Distinguished Professor of Physiology, Pharmacology, and Neurology, State University of New York Downstate Medical Center
Cancer Drugs For Brain Diseases

There has not been a new effective therapy for any neurodegenerative disease in decades. Recent trials of drugs for Alzheimer’s disease have been disappointments. Because of these very expensive failures, many of the big pharmaceutical companies have moved away from targeting brain diseases to more profitable areas like cancer. So is there any good news on the horizon for the millions who are suffering and will suffer from these devastating brain disorders?

This year there was news that a cancer drug showed remarkable benefits for patients with Parkinson’s disease. It was only one, nonrandomized, nonblinded, non–placebo-controlled study that looked at only a few patients. So it’s very early to know whether it really works. But it’s news to follow, and it’s big for three reasons.

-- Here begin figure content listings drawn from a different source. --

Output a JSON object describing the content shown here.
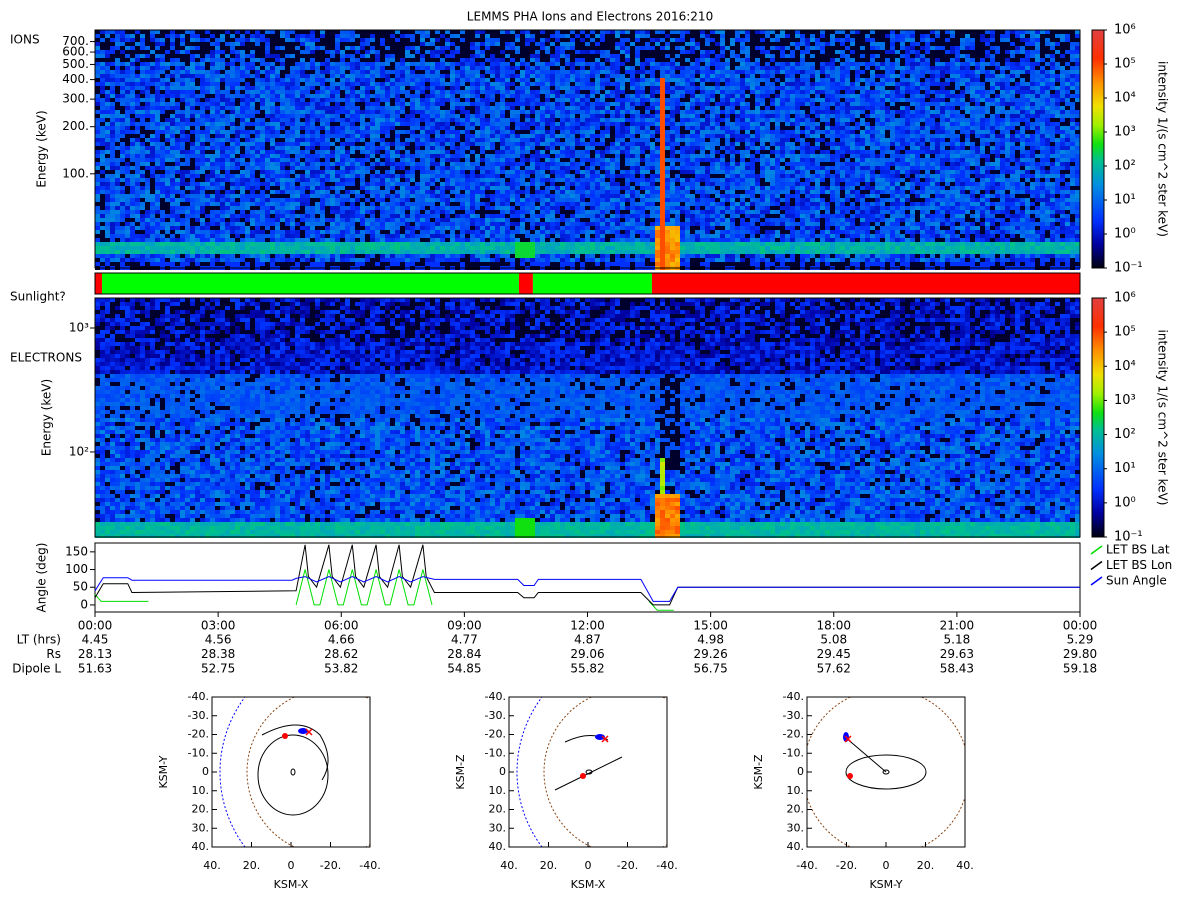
{
  "title": "LEMMS PHA Ions and Electrons  2016:210",
  "chart_data": [
    {
      "type": "spectrogram",
      "label": "IONS",
      "ylabel": "Energy (keV)",
      "xlim": [
        0,
        24
      ],
      "ylim": [
        25,
        830
      ],
      "log": true,
      "yticks": [
        {
          "value": 100,
          "label": "100."
        },
        {
          "value": 200,
          "label": "200."
        },
        {
          "value": 300,
          "label": "300."
        },
        {
          "value": 400,
          "label": "400."
        },
        {
          "value": 500,
          "label": "500."
        },
        {
          "value": 600,
          "label": "600."
        },
        {
          "value": 700,
          "label": "700."
        }
      ],
      "colorbar": {
        "lim": [
          0.1,
          1000000
        ],
        "label": "intensity 1/(s cm^2 ster keV)",
        "ticks": [
          {
            "value": 0.1,
            "label": "10⁻¹"
          },
          {
            "value": 1,
            "label": "10⁰"
          },
          {
            "value": 10,
            "label": "10¹"
          },
          {
            "value": 100,
            "label": "10²"
          },
          {
            "value": 1000,
            "label": "10³"
          },
          {
            "value": 10000,
            "label": "10⁴"
          },
          {
            "value": 100000,
            "label": "10⁵"
          },
          {
            "value": 1000000,
            "label": "10⁶"
          }
        ]
      }
    },
    {
      "type": "timeline",
      "label": "Sunlight?",
      "xlim": [
        0,
        24
      ],
      "segments": [
        {
          "start": 0,
          "end": 0.17,
          "color": "#ff0000"
        },
        {
          "start": 0.17,
          "end": 10.33,
          "color": "#00ff00"
        },
        {
          "start": 10.33,
          "end": 10.67,
          "color": "#ff0000"
        },
        {
          "start": 10.67,
          "end": 13.57,
          "color": "#00ff00"
        },
        {
          "start": 13.57,
          "end": 24,
          "color": "#ff0000"
        }
      ]
    },
    {
      "type": "spectrogram",
      "label": "ELECTRONS",
      "ylabel": "Energy (keV)",
      "xlim": [
        0,
        24
      ],
      "ylim": [
        20.6,
        1746
      ],
      "log": true,
      "yticks": [
        {
          "value": 100,
          "label": "10²"
        },
        {
          "value": 1000,
          "label": "10³"
        }
      ],
      "colorbar": {
        "lim": [
          0.1,
          1000000
        ],
        "label": "intensity 1/(s cm^2 ster keV)",
        "ticks": [
          {
            "value": 0.1,
            "label": "10⁻¹"
          },
          {
            "value": 1,
            "label": "10⁰"
          },
          {
            "value": 10,
            "label": "10¹"
          },
          {
            "value": 100,
            "label": "10²"
          },
          {
            "value": 1000,
            "label": "10³"
          },
          {
            "value": 10000,
            "label": "10⁴"
          },
          {
            "value": 100000,
            "label": "10⁵"
          },
          {
            "value": 1000000,
            "label": "10⁶"
          }
        ]
      }
    },
    {
      "type": "line",
      "ylabel": "Angle (deg)",
      "xlim": [
        0,
        24
      ],
      "ylim": [
        -20,
        175
      ],
      "yticks": [
        0,
        50,
        100,
        150
      ],
      "legend": "right",
      "xticks": [
        {
          "value": 0,
          "label": "00:00"
        },
        {
          "value": 3,
          "label": "03:00"
        },
        {
          "value": 6,
          "label": "06:00"
        },
        {
          "value": 9,
          "label": "09:00"
        },
        {
          "value": 12,
          "label": "12:00"
        },
        {
          "value": 15,
          "label": "15:00"
        },
        {
          "value": 18,
          "label": "18:00"
        },
        {
          "value": 21,
          "label": "21:00"
        },
        {
          "value": 24,
          "label": "00:00"
        }
      ],
      "series": [
        {
          "name": "LET BS Lat",
          "color": "#00dd00",
          "x": [
            0,
            0.15,
            1.3,
            1.31,
            4.9,
            5.12,
            5.34,
            5.48,
            5.7,
            5.92,
            6.05,
            6.27,
            6.49,
            6.63,
            6.85,
            7.07,
            7.19,
            7.41,
            7.63,
            7.77,
            7.99,
            8.21,
            8.22,
            13.5,
            13.7,
            14.1
          ],
          "values": [
            30,
            10,
            10,
            null,
            0,
            100,
            0,
            0,
            100,
            0,
            0,
            100,
            0,
            0,
            100,
            0,
            0,
            100,
            0,
            0,
            100,
            0,
            null,
            10,
            -15,
            -15
          ]
        },
        {
          "name": "LET BS Lon",
          "color": "#000000",
          "x": [
            0,
            0.2,
            0.8,
            0.9,
            4.9,
            5.12,
            5.2,
            5.4,
            5.7,
            5.78,
            5.98,
            6.27,
            6.35,
            6.55,
            6.85,
            6.93,
            7.13,
            7.41,
            7.49,
            7.69,
            7.99,
            8.07,
            8.27,
            10.3,
            10.45,
            10.7,
            10.8,
            13.3,
            13.6,
            14.0,
            14.2,
            24
          ],
          "values": [
            20,
            60,
            60,
            35,
            40,
            170,
            80,
            50,
            170,
            80,
            50,
            170,
            80,
            50,
            170,
            80,
            50,
            170,
            80,
            50,
            170,
            80,
            35,
            35,
            20,
            20,
            35,
            35,
            0,
            0,
            50,
            50
          ]
        },
        {
          "name": "Sun Angle",
          "color": "#0000ff",
          "x": [
            0,
            0.2,
            0.8,
            0.9,
            4.8,
            4.9,
            5.12,
            5.4,
            5.7,
            5.98,
            6.27,
            6.55,
            6.85,
            7.13,
            7.41,
            7.69,
            7.99,
            8.27,
            10.3,
            10.45,
            10.7,
            10.8,
            13.3,
            13.6,
            14.0,
            14.2,
            24
          ],
          "values": [
            40,
            77,
            77,
            70,
            70,
            75,
            80,
            65,
            80,
            65,
            80,
            65,
            80,
            65,
            80,
            65,
            80,
            72,
            72,
            55,
            55,
            72,
            72,
            10,
            10,
            50,
            50
          ]
        }
      ]
    },
    {
      "type": "orbit",
      "xlabel": "KSM-X",
      "ylabel": "KSM-Y",
      "xlim": [
        40,
        -40
      ],
      "ylim": [
        40,
        -40
      ],
      "xticks": [
        {
          "value": 40,
          "label": "40."
        },
        {
          "value": 20,
          "label": "20."
        },
        0,
        {
          "value": -20,
          "label": "-20."
        },
        {
          "value": -40,
          "label": "-40."
        }
      ],
      "yticks": [
        {
          "value": -40,
          "label": "-40."
        },
        {
          "value": -30,
          "label": "-30."
        },
        {
          "value": -20,
          "label": "-20."
        },
        {
          "value": -10,
          "label": "-10."
        },
        0,
        {
          "value": 10,
          "label": "10."
        },
        {
          "value": 20,
          "label": "20."
        },
        {
          "value": 30,
          "label": "30."
        },
        {
          "value": 40,
          "label": "40."
        }
      ]
    },
    {
      "type": "orbit",
      "xlabel": "KSM-X",
      "ylabel": "KSM-Z",
      "xlim": [
        40,
        -40
      ],
      "ylim": [
        40,
        -40
      ],
      "xticks": [
        {
          "value": 40,
          "label": "40."
        },
        {
          "value": 20,
          "label": "20."
        },
        0,
        {
          "value": -20,
          "label": "-20."
        },
        {
          "value": -40,
          "label": "-40."
        }
      ],
      "yticks": [
        {
          "value": -40,
          "label": "-40."
        },
        {
          "value": -30,
          "label": "-30."
        },
        {
          "value": -20,
          "label": "-20."
        },
        {
          "value": -10,
          "label": "-10."
        },
        0,
        {
          "value": 10,
          "label": "10."
        },
        {
          "value": 20,
          "label": "20."
        },
        {
          "value": 30,
          "label": "30."
        },
        {
          "value": 40,
          "label": "40."
        }
      ]
    },
    {
      "type": "orbit",
      "xlabel": "KSM-Y",
      "ylabel": "KSM-Z",
      "xlim": [
        -40,
        40
      ],
      "ylim": [
        40,
        -40
      ],
      "xticks": [
        {
          "value": -40,
          "label": "-40."
        },
        {
          "value": -20,
          "label": "-20."
        },
        0,
        {
          "value": 20,
          "label": "20."
        },
        {
          "value": 40,
          "label": "40."
        }
      ],
      "yticks": [
        {
          "value": -40,
          "label": "-40."
        },
        {
          "value": -30,
          "label": "-30."
        },
        {
          "value": -20,
          "label": "-20."
        },
        {
          "value": -10,
          "label": "-10."
        },
        0,
        {
          "value": 10,
          "label": "10."
        },
        {
          "value": 20,
          "label": "20."
        },
        {
          "value": 30,
          "label": "30."
        },
        {
          "value": 40,
          "label": "40."
        }
      ]
    }
  ],
  "ephemeris": {
    "rows": [
      {
        "label": "LT (hrs)",
        "values": [
          "4.45",
          "4.56",
          "4.66",
          "4.77",
          "4.87",
          "4.98",
          "5.08",
          "5.18",
          "5.29"
        ]
      },
      {
        "label": "Rs",
        "values": [
          "28.13",
          "28.38",
          "28.62",
          "28.84",
          "29.06",
          "29.26",
          "29.45",
          "29.63",
          "29.80"
        ]
      },
      {
        "label": "Dipole L",
        "values": [
          "51.63",
          "52.75",
          "53.82",
          "54.85",
          "55.82",
          "56.75",
          "57.62",
          "58.43",
          "59.18"
        ]
      }
    ]
  }
}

First, unlike any other treatment, the drug appears to work close to the root cause of Parkinson’s disease. Parkinson’s is one of the few neurodegenerative disorders for which there is any effective treatment. In Parkinson’s, the neurons that supply the brain with the neurotransmitter, dopamine, degenerate. The mainstay of treatment for the disease has been to replace that missing dopamine with a pill that provides a chemical that is converted in the brain into dopamine. This "dopamine replacement therapy" treats the symptoms of Parkinson’s—the tremors, the stiffness, and the slowness of movements—but not its root cause. So the death of the dopamine-containing neurons continues unabated, and the pills only work well for around seven years.

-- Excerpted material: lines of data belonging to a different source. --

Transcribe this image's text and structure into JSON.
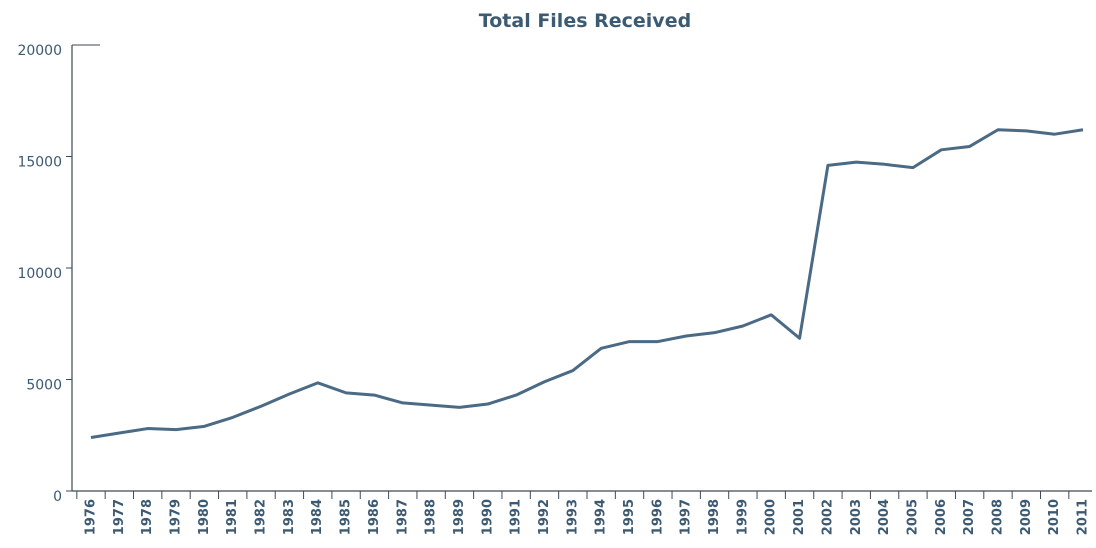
{
  "chart_data": {
    "type": "line",
    "title": "Total Files Received",
    "x": [
      1976,
      1977,
      1978,
      1979,
      1980,
      1981,
      1982,
      1983,
      1984,
      1985,
      1986,
      1987,
      1988,
      1989,
      1990,
      1991,
      1992,
      1993,
      1994,
      1995,
      1996,
      1997,
      1998,
      1999,
      2000,
      2001,
      2002,
      2003,
      2004,
      2005,
      2006,
      2007,
      2008,
      2009,
      2010,
      2011
    ],
    "series": [
      {
        "name": "Total Files Received",
        "color": "#4a6a85",
        "values": [
          2400,
          2600,
          2800,
          2750,
          2900,
          3300,
          3800,
          4350,
          4850,
          4400,
          4300,
          3950,
          3850,
          3750,
          3900,
          4300,
          4900,
          5400,
          6400,
          6700,
          6700,
          6950,
          7100,
          7400,
          7900,
          6850,
          14600,
          14750,
          14650,
          14500,
          15300,
          15450,
          16200,
          16150,
          16000,
          16200
        ]
      }
    ],
    "ylim": [
      0,
      20000
    ],
    "yticks": [
      0,
      5000,
      10000,
      15000,
      20000
    ],
    "grid": false
  }
}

The new drug, called nilotinib, was developed for leukemia and has the same action as the better known chemotherapeutic agent, Gleevec. But unlike other similar drugs, nilotinib gets across the blood-brain barrier, which prevents most drugs from working well in the brain. Although the cause of the neuronal degeneration of Parkinson’s is still not known, it is thought to involve the accumulation and misfolding of proteins inside the dying neurons, a process like the curdling of the proteins in milk. Nilotinib was predicted to suppress the accumulation of misfolded proteins inside neurons. After taking nilotinib, the patients not only did better clinically, but the amount of the misfolding proteins released into the patients’ cerebral spinal fluid went down—a sign that it was working on the degenerative process, itself.

Second, the target that nilotinib inhibits is a new one for a brain disease. Like Gleevec, nilotinib inhibits an enzyme inside the cell called a protein kinase. There are around 500 different kinds of protein kinases in cells, and nilotinib targets one of them. But whereas there are many kinases in a cell, there are far more biochemical functions that a cell has to do. So most kinases have many functions, some seemingly unrelated. Scientists focused on the kinase that nilotinib inhibits, because if it becomes overactive it can drive unchecked growth of white cells in the blood, causing leukemia. But they also found that it is involved in the accumulation of neuronal proteins that can get misfolded. Nilotinib is big news because drugs that target kinases are relatively easy to develop, and nilotinib provides the first example showing that if they work for one disease, they might be used for a second seemingly unrelated disease. At the bedside, leukemia and Parkinson’s seem as far apart as you can get.

Third, the timing with which the drug may work tells us something new and exciting about Parkinson’s itself, which might be relevant to other neurodegenerative diseases such as Alzheimer’s. Protein misfolding in neurons seems a very general process in many neurodegenerative disorders. But no one knows whether suppressing protein misfolding will result in the slowing or stopping of a disease, or even in recovering function. The effect of nilotinib seems relatively fast—the trial was only for a few months. If nilotinib’s beneficial action to patients is really on inhibiting the accumulation and misfolding of neuronal proteins (and not secondarily on increasing the release of dopamine), and if the patients really improved, this could mean that the misfolding is one side of an active and dynamic battle in neurons between "good" folding and "bad" folding. In that case, there would be processes in neurons that are actively trying to repair the cell. This gives us hope for a cure and restoration of lost function in many neurological diseases.